To transform the query I first fit it to the document matrix:
queryTFIDF = TfidfVectorizer().fit(allDocs)
I then transform it into the matrix shape:
queryTFIDF = queryTFIDF.transform([query])
And then just calculate the cosine similarity between all the documents and my query using the sklearn.metrics.pairwise.cosine_similarity function
cosineSimilarities = cosine_similarity(queryTFIDF, docTFIDF).flatten()
Although I realise using Nihal's solution I could input my query as one of the documents and then calculated the similarity between it and the other documents but this is what worked best for me.
The full code ends up looking like:
from sklearn.feature_extraction.text import TfidfVectorizer
from sklearn.metrics.pairwise import cosine_similarity
def get_tf_idf_query_similarity(documents, query):
allDocs = []
for document in documents:
allDocs.append(nlp.clean_tf_idf_text(document))
docTFIDF = TfidfVectorizer().fit_transform(allDocs)
queryTFIDF = TfidfVectorizer().fit(allDocs)
queryTFIDF = queryTFIDF.transform([query])
cosineSimilarities = cosine_similarity(queryTFIDF, docTFIDF).flatten()
return cosineSimilarities
Upvotes: 3
Reputation: 303
You can do as Nihal has written in his response or you can use the nearest neighbors algo from sklearn. You have to select the proper metric (cosine)

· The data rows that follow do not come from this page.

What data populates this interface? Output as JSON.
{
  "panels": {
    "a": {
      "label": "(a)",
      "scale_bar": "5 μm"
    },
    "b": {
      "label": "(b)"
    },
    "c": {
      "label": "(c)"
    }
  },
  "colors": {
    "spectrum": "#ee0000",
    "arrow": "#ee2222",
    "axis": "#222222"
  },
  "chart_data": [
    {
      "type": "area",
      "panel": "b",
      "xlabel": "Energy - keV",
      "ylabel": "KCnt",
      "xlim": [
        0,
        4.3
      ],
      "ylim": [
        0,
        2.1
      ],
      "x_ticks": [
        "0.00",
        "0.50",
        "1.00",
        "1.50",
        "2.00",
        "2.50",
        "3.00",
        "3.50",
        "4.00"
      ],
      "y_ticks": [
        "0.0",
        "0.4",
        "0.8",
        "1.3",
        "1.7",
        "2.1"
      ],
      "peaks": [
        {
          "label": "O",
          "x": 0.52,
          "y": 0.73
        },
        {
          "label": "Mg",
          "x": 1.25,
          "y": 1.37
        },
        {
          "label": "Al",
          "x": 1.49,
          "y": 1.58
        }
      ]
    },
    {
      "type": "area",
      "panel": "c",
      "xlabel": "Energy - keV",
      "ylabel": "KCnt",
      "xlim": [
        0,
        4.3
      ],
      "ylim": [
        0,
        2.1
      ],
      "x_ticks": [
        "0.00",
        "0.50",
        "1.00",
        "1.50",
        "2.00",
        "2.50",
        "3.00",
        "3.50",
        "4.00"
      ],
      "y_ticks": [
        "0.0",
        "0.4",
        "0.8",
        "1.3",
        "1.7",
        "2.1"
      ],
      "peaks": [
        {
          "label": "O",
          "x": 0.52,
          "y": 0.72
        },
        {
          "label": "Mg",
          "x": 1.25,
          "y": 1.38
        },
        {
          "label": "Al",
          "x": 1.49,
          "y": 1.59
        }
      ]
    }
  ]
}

from sklearn.neighbors import NearestNeighbors
neigh = NearestNeighbors(n_neighbors=5, metric='cosine')
Upvotes: 3
Reputation: 5515
Cosine similarity is cosine of the angle between the vectors that represent documents.
K(X, Y) = <X, Y> / (||X||*||Y||)
Your tf-idf matrix will be a sparse matrix with dimensions = no. of documents * no. of distinct words.
To print the whole matrix you can use todense()
print(tfidf.todense())
Each row represents the vector representation corresponding to one document. Like wise each column corresponds to tf-idf score of unique word in the corpus.
Between a vector and any other vector the pairwise-similarity can be calculated from your tf-idf matrix as:
from sklearn.metrics.pairwise import cosine_similarity
cosine_similarity(reference_vector, tfidf_matrix)
The output will be a array of length = no. of documents indicating the similarity score between your reference vector and vector corresponding to each document. Of course the similarity between the reference vector and itself will be 1. Overall it will be a value between 0 and 1.
To find the similarity between first and second documents,
print(cosine_similarity(tfidf_matrix[0], tfidf_matrix[1]))
array([[0.36651513]])
Upvotes: 1